Sunday, August 23, 2009

That thing we found out in the cornfield...

Y'know, for some reason the "gotta be in a relationship" bug's hit me hard. I'll be fine with it for a while, and then I'll see some young lady who either I didn't have the guts to talk to or who shot me down stuck on some fellow with a beard who seems content and approachable, if dull. It'd be one thing if I felt like an alien who wants to be like everyone else and relate to them, but I don't want that. I want to be whatever it is that I am, and reconciling whatever that is with the social structure of humanity feels nearly impossible. It just seems like any time I got into a relationship before, it was either some fateful crossing engineered by God or a very unfortunate alignment of hormones, aesthetics and availability.

Rationalist thought-modes would be gleeful on the anthropological ideas of group dynamics, with stability and security versus variability and irrational behavior. I have a lot of difficulty with jobs and monetary ambition. I justify it with an anarchist philosophy that I must admit I feel strongly about, but those philosophies definitely came after difficulties with fitting into the given model. I mean, ever since I was 7 I was the kid in the "smartypants motherfucker" program that wouldn't turn in homework. According to that given model, I "wasn't living up to my potential," and I had no clue what to make of it or what to do about it, until hearing the idea that maybe the values expressed in our educational/consumerist/capitalist/industrial system weren't anywhere near my own and that I might not need to care about it.

Unfortunately, I still do. I still find myself terrified of working creatively, and despite my aversion to paperwork and most of the way that modern government really operates, I can't bring myself to live on the rails, join a monastery or find a commune.
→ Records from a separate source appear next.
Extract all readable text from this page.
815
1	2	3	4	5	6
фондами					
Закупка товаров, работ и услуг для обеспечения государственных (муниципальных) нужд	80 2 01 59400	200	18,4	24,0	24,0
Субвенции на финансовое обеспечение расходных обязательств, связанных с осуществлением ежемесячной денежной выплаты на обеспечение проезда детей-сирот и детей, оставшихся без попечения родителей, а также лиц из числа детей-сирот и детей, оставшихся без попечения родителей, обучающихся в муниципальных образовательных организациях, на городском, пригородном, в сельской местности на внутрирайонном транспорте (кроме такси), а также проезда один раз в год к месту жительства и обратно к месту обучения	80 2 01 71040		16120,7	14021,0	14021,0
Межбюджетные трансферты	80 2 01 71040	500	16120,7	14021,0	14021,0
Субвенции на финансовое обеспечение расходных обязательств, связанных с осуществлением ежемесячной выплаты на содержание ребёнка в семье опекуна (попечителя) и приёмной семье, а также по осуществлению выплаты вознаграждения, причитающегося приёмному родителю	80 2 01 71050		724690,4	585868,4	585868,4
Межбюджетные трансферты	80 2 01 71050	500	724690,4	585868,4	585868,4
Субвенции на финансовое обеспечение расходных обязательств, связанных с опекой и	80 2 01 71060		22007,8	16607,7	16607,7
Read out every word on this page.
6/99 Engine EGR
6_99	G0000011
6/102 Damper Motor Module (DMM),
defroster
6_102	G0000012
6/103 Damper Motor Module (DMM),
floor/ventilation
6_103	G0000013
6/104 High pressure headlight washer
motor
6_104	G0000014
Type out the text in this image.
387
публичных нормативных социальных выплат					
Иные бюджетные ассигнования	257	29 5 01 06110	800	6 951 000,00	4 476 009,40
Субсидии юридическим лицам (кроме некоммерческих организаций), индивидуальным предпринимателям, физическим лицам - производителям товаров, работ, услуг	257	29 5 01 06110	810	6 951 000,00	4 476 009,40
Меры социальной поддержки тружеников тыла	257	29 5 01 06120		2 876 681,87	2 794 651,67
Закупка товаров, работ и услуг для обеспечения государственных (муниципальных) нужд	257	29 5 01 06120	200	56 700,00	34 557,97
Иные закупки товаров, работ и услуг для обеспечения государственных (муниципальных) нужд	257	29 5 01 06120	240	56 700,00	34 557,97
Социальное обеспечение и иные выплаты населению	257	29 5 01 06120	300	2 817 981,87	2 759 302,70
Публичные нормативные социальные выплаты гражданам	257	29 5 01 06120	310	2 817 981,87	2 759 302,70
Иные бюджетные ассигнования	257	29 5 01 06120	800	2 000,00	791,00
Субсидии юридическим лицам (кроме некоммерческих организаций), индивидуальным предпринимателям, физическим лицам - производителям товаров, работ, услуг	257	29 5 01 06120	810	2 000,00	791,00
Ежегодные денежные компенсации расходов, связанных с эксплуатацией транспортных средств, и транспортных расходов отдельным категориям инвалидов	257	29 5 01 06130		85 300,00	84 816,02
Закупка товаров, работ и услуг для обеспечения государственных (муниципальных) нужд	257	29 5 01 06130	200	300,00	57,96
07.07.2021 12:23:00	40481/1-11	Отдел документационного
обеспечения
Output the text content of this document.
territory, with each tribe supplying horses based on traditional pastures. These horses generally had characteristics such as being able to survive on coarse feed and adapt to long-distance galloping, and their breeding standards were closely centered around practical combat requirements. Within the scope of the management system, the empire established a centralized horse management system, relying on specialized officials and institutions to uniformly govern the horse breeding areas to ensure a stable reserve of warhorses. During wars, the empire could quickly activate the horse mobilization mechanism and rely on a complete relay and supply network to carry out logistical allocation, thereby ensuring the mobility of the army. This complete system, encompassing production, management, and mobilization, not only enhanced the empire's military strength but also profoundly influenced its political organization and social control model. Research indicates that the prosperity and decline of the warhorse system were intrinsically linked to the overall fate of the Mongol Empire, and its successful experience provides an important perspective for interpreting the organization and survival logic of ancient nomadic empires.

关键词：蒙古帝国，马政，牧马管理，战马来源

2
I keep going back to my family while I'm writing this. I can sum up my childhood and family life with the following scenario: My first bicycle was just a tad too big for me to pedal comfortably, and the rationale was that I would grow into the bike while learning on it at whatever size I was at the time. It took a tempest on my part to point out that the pedals left my feet as I tried to ride. I received neither comfort nor apology, but instead, "Look! It's a smaller bike! Aren't you excited?" No admittance of damage, no apology for not believing me, and no willingness to communicate on any levels aside from small talk and tantrum. It was so strange. The only phenomenon that I can think to describe it is the very uncomfortable feeling of centripetal force on a roller coaster or train making a turn. I wasn't mad about the bike as much as I was mad that they didn't believe me, they didn't trust me, and they didn't care that I was hurt. I was loved, sure. It wasn't an abusive household (although I to recall times when my dad would hit me, scream at me or elbow me, which would generate years of patricidal fantasies that eventually subsided as I got into adulthood), and I wasn't physically neglected, but I received absolutely no attempts on my parent's part to understand my motivations. During my mom's illness, expressions of affection became thinly-masked calls for death, rage, and blame, and I think that, especially after my father remarried to a very ambitious woman, he just got tired of me, and I completely lack that sense of safety that a lot of other people have with the familial ideal. I watch the other "Boomerang Generation" folks dress and act like a long, terrible joke while trying to formulate the punchline as they go along, and just stumbling into some new idiotic quote or bit of kitsch to keep the damned thing limping along, secure that their parents have their back, confident that they have the support they need to get through whatever they're going through in this period. Much as I feel like their appearances and actions are absolutely ludicrous, I'm envious of the support more than anything else.

I don't want to end this with feeling scared and alone. I have support out there: it's unconventional, it gets a little suffocating sometimes and it has just about the same bank account issues that I do. I suppose that sense of alienation has some very strong fundamental roots, but it's just a sense, not a rule of existence.